Campbell’s management stated, “We began fiscal 2016 after successfully implementing a number of changes to align our enterprise structure with our strategy. Most significant among those changes were the formation of three new divisions with clear portfolio roles and the roll-out of a major cost savings initiative that included streamlining our organization, the launch of an Integrated Global Services organization and initiating zero-based budgeting.
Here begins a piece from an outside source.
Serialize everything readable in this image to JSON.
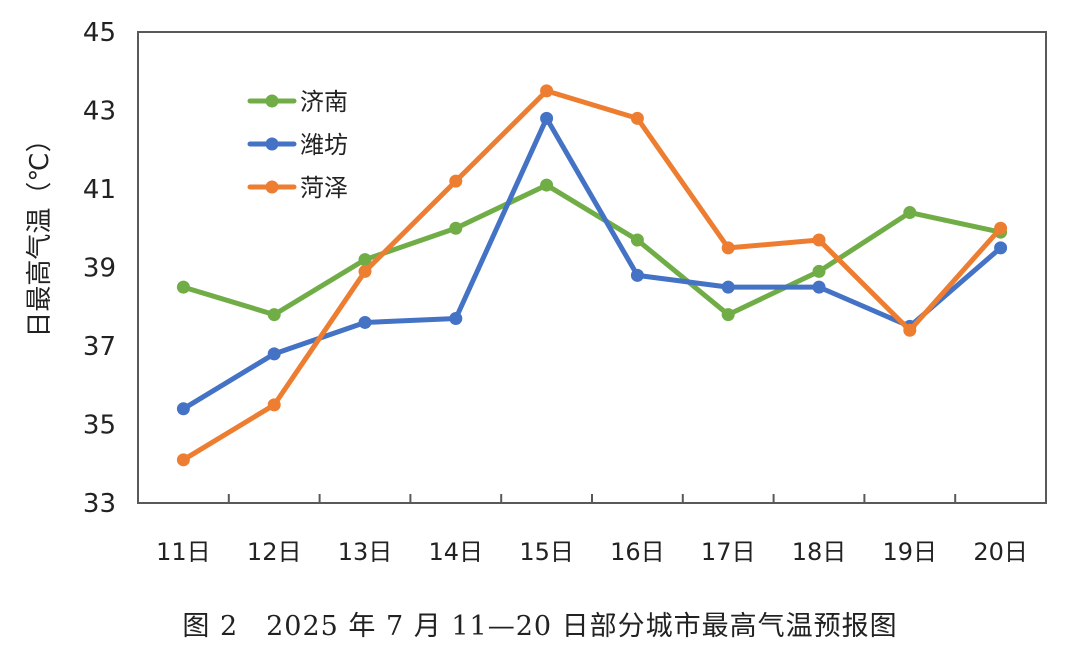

In addition, we have revised our reporting segments to reflect our new structure.”
Americas Simple Meals and Beverages
This segment reported operating earnings of $363 million, a rise of 19% compared to fiscal 1Q15. A greater price realization and improved supply chain performance along with lower marketing and selling expenses improved the gross margin percentage compared to fiscal 1Q15. This higher gross margin percentage drove the rise in segment operating earnings.
Global Biscuits and Snacks
This segment delivered operating earnings of $114 million, a rise of 16% compared to 1Q15. A higher gross margin percentage, lower selling expenses, and volume gains, partly offset by the negative effect of currency translation, led to the rise in operating income.
This segment showed a rise in operating earnings of $9 million in fiscal 1Q16 and reported $18 million compared to fiscal 1Q15. A higher gross margin percentage along with the impact of the acquisition contributed to the rise in operating earnings.
Campbell’s competitors in the industry include Keurig Green Mountain (GMCR), ConAgra Foods (CAG), and Flowers Foods (FLO). They reported gross margins of 34.7%, 25.1%, and 47.6%, respectively, for their last reported quarters. The iShares S&P MidCap 400 Index Fund (IJH) and the iShares S&P MidCap 400 Value ETF (IJJ) invest 0.29% and 0.61% of their portfolios, respectively, in the FLO stock as of November 25.